3) Doubt, a big thing to most people. Some suffer from self doubt, others doubt religion, and the big thing I have learned about people is they doubt love. My biggest doubt isn’t myself or others, it is intentions. I find it easy to love others, and accept their love, but I am always looking at the intention behind that love. In my world most people look out for themselves. Their intentions are always going to be connected to what they can personally gain from the place you are in. Rather it be financial gain, emotional gain, or intellectual gain. How can you make a person feel better about themselves what are they gaining by being around you. I have spent most of my life being either a welcome mat, or a stepping stone for some people. Being naive enough to trust that intentions were always good. So for me my biggest doubt is other people’s intentions. That makes everything from work to relationships a very big challenge for me. It is also something that I am working on.
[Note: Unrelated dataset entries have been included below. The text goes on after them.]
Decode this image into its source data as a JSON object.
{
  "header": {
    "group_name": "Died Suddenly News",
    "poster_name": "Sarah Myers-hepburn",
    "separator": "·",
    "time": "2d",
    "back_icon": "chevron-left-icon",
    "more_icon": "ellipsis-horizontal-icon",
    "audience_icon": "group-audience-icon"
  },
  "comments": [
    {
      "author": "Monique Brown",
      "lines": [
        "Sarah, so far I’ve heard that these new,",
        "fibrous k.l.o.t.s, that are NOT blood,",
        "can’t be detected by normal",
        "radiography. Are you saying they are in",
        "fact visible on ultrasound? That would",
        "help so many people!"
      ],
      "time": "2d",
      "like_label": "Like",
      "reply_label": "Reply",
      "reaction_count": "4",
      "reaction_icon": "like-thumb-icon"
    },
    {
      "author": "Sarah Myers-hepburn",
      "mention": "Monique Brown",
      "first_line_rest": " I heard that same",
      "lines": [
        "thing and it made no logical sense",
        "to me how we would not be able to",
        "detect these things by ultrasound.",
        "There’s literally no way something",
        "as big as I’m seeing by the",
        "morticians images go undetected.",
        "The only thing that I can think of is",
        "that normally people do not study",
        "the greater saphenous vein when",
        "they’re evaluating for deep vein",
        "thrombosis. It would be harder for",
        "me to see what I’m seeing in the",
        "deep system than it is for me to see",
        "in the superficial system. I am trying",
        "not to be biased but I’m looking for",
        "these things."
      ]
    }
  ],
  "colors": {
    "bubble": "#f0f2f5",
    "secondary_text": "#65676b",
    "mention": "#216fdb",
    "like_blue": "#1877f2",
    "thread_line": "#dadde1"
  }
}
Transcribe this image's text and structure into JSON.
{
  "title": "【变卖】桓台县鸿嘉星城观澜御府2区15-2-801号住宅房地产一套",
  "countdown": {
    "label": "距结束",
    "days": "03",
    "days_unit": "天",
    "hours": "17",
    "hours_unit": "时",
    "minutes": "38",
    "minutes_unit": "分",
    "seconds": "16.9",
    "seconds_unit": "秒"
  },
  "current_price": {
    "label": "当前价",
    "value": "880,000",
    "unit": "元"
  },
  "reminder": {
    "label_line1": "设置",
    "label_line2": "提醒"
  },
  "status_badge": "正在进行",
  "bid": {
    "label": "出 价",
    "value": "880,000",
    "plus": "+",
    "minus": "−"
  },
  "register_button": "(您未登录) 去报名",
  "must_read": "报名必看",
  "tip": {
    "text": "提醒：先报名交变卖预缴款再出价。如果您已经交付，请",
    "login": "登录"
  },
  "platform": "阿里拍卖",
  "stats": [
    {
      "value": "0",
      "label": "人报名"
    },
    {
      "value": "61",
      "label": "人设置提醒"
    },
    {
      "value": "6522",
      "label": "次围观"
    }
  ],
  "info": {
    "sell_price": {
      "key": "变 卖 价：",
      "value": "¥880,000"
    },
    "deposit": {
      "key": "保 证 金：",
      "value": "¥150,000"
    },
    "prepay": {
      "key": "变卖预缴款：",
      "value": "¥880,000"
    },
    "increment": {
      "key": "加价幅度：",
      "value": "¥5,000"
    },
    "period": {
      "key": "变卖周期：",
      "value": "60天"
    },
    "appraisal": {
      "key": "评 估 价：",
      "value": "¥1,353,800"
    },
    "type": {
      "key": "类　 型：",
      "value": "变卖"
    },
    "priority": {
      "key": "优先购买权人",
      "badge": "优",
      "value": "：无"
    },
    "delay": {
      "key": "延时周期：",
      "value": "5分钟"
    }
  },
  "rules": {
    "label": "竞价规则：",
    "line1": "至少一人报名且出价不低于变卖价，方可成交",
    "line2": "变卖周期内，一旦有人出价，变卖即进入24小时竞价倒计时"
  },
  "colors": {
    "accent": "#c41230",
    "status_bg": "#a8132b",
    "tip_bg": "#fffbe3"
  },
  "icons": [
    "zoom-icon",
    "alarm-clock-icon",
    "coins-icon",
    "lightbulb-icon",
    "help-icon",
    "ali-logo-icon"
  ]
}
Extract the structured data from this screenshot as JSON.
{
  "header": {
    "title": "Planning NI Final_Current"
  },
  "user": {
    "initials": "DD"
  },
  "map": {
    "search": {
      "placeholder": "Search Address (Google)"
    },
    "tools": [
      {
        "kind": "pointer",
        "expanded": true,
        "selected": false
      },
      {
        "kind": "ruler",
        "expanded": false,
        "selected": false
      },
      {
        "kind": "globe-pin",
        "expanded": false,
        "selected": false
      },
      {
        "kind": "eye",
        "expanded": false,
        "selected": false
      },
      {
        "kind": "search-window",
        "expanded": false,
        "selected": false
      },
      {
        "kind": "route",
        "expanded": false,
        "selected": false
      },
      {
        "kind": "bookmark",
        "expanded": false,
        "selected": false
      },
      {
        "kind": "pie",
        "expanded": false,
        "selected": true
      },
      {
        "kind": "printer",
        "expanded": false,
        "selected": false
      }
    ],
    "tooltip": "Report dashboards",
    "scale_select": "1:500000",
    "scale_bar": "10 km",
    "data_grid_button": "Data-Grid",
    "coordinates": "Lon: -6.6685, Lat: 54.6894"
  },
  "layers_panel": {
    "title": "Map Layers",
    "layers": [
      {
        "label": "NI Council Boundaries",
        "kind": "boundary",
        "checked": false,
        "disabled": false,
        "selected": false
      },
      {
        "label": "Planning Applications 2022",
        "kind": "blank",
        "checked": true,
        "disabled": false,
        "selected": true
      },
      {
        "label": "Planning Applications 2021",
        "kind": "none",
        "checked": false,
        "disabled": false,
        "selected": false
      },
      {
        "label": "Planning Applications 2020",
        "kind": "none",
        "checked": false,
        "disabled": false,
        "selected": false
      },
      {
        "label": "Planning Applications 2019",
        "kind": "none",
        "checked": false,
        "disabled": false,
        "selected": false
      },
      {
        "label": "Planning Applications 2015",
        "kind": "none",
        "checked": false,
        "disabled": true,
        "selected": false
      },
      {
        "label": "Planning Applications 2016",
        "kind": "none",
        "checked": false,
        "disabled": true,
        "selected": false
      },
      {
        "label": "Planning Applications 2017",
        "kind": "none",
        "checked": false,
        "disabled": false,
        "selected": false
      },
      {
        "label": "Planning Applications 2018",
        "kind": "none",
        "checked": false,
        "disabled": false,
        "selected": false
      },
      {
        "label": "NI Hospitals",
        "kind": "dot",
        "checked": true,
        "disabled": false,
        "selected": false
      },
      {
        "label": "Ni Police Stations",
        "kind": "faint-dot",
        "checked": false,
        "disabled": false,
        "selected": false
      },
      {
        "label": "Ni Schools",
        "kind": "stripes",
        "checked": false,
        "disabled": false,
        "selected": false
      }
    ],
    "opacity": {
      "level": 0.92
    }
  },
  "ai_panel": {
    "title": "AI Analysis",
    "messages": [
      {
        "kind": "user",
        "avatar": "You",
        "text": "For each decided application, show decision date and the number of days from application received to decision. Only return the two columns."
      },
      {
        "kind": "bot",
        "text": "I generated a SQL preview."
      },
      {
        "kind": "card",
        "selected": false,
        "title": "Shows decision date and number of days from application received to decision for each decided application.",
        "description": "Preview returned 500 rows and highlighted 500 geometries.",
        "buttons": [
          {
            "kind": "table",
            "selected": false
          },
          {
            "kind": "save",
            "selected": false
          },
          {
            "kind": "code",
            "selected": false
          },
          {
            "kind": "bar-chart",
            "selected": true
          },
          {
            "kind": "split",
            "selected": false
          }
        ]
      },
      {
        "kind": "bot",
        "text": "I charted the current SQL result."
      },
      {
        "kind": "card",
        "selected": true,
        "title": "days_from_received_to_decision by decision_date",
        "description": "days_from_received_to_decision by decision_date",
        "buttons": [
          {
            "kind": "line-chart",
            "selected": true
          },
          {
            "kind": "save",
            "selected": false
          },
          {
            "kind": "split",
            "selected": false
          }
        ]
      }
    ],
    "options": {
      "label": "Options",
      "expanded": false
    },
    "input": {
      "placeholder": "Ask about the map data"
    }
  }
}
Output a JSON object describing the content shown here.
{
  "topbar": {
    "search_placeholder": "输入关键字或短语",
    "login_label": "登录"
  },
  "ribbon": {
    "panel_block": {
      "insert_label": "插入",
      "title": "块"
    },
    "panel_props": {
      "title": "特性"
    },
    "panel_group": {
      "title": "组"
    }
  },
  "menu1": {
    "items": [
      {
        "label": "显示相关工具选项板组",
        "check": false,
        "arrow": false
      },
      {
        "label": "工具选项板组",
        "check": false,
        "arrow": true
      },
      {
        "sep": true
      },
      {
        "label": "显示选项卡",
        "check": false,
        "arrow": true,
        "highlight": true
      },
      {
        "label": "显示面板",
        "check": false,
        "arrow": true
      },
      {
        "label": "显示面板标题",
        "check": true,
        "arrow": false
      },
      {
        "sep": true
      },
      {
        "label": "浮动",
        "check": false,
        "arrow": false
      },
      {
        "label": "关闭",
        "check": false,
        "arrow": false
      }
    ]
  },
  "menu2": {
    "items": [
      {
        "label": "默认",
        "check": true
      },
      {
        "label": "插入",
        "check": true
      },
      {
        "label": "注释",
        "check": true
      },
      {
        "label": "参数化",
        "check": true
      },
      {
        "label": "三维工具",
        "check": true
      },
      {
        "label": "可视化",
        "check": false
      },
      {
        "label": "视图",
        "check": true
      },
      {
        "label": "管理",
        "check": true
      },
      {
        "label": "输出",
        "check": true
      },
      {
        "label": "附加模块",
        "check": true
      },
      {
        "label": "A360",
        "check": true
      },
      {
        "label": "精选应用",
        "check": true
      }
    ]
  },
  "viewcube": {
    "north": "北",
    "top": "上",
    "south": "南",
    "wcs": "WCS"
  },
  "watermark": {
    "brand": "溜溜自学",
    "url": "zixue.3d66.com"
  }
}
4) Three best shows? Well I really don’t watch a lot of TV or Netflix or other streaming service, and since I am one of the few that still gets to go to work during this time I am not watching much of anything. But I listen. I have joined Masterclass. A really cool website that some of our biggest artists from cooks, painters, writers, actors, directors, and photographers come together and teach their trade. I have been listening to the writers, beginning with Neil Gaiman. All I can say is it has been inspiring. I listen to music a lot, many different kinds. Lately Rap has caught my attention, there is some really good stuff out there. “Beautiful Pain” by Eminem has really spoken to my soul here lately. Finally I listen to quiet, there is something about shutting off the world and the negative things it has to say. Here is something I have learned a good writer is a good listener. If you are a writer, then practice listening.
5) The product that the world could do without? That would be like asking what animal could we just do without? I mean I could say a million things and someone could come along and make very good argument as to why that very thing is one of the most important things someone needs. I mean if I could I would get rid of mosquitoes yet I know that mosquitoes are a food source for bats, who are also a very important part of an ecosystem. So while they are a terrible thing during our summers, they are needed. Thus this could be the biggest question asked and must be carefully thought out. Or maybe I’m just overthinking like I do everything else. I guess in a way, my thinking is this, be careful on what you so easily throw away, because one day you may realize the value of it.
Bonus: If I were to die today, I want to be remembered as the person who loved.